An absolution or reprieve of sorts—
Who knows?
Sometimes the world
is inexplicably alive
with such innocent, amoral
and otherwise misdirected mercies
when the Good Lord or Vishnu
or Great Earth Mother or whoever
is momentarily distracted
by some cosmic occurrence,
somewhere, and the focus of their energies
is suddenly shifted
from whatever the current object
of their loving vivisection
happens to be
(who knows; the cockroach,
the mouse, the cat, maybe you,
hell, maybe me).
But elsewhere, this morning,
we can see with the floating
magical eye of the poem,
a red-breasted robin preaching
from atop a piece of PVC pipe,
a pair of red shoes
dangling from a telephone wire,
a sky-blue tricycle
(on which so much depends)
beside four white plaster chickens,
and, Maple leaves, like propellers
cut from brittle rice paper
or sheaves of ancient papyrus,
spiraling down in little, meandering gyres
through the clean autumn air.
And somewhere
(the picture is not as clear here),
in a motel room out near the highway, maybe,
or, in a westbound car, let’s say,
just now whizzing by that very same motel
(bound for Gnaw Bone, IA or Talala, OK),
or, in some drafty downtown apartment
above a hardware store
(that never seems to have
what you’re looking for),
the radio is torturing some
sad and desperate chump
with love song after merciless love song.

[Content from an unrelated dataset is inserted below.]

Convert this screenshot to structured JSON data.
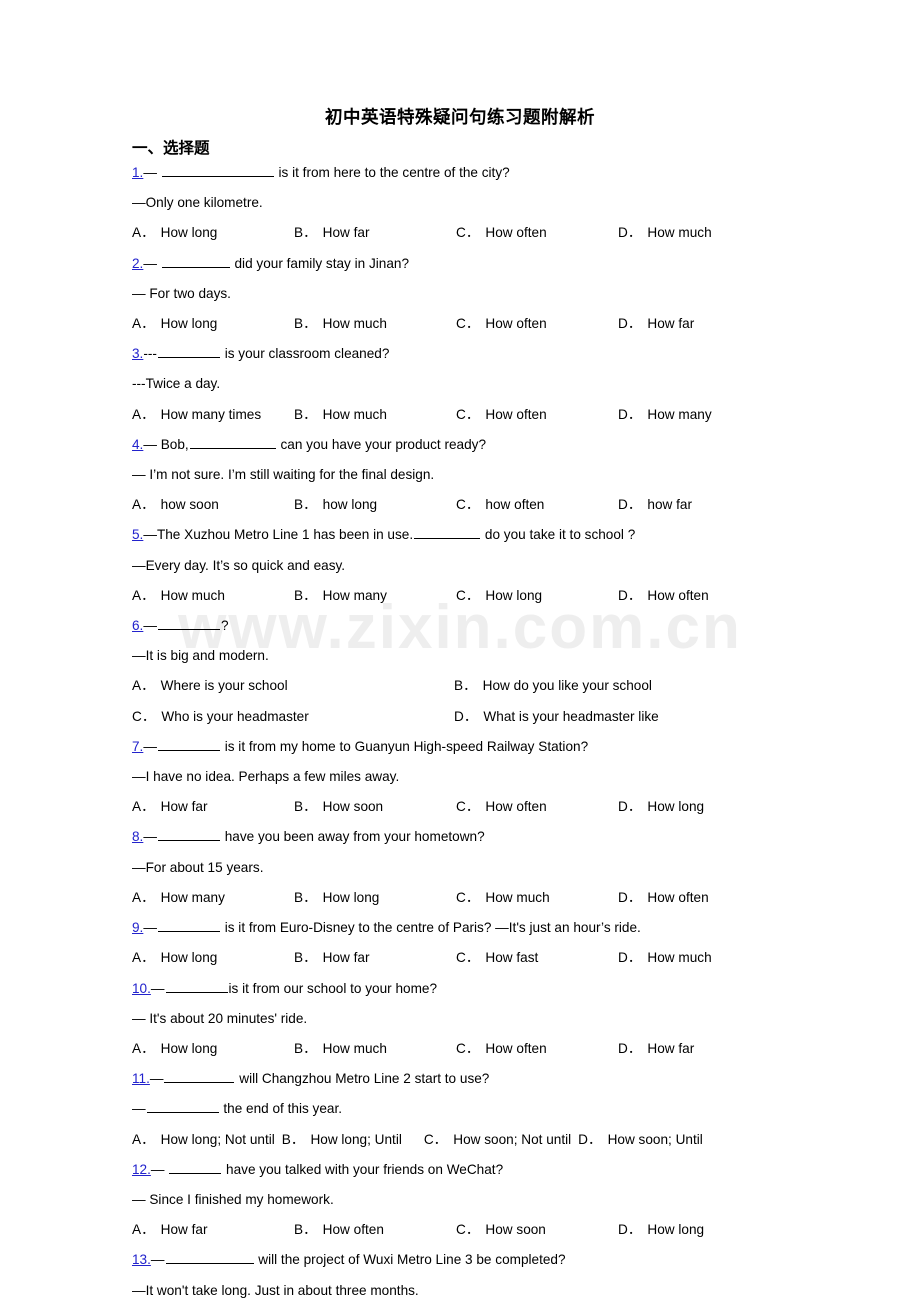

Otherwise, not much else is happening.
2) Territory
Ah, yes, the Konza,
that wily and patient old man;
he’s crossed the fence-line again.
Another modest victory
in his on-going campaign
to reclaim the land;
slowly staking-out each
newly won inch or acre
with ragged flags
of Leadplant and
Threadleaf, Bundleflower
and Blue Verbana,
Devil’s Claw, Soapweed and
Wooly Loco, Snakecotton, Prairieclover
and Pale Comandra.
And all the while, he distracts us
with small, swirling storms
of wind and sand.
3) The Tide
An almost perfect stillness
but for the passing
of a lone car on the highway,
as if the sleeping city were
slowly drawing in its breath.
It takes nearly a minute
for the humming of the tires
to trail off and melt away
into the soft Kansas landscape.
Suddenly a heavy silence
rushes in from the fields
like a tide, washing away
all the scattered barks and yelps
of farm dogs and coyotes,
all the clicking, buzzing night music
of crickets and tree frogs,
all the whispery gossip
of cottonwoods and cedars.
Of course we’ll be reported as lost at sea.
Families will worry and friends will search,
but, we’ll turn up sometime tomorrow
on some farmer’s doorstep,
foolish and grinning,
asking for directions.
4) Disconnected, or
No Longer in Service
From the front porch, on this lonely hill-top
(where the wind never really seems to be still),
looking out, one can see the canopies
of oak, elm and linden that cover,
so post-card-perfectly, the far away streets
and homes of middle-middle America,
the sprawling networks of old farm roads
that wind and weave and mesh around the city,
like stitching, securing it to the earth.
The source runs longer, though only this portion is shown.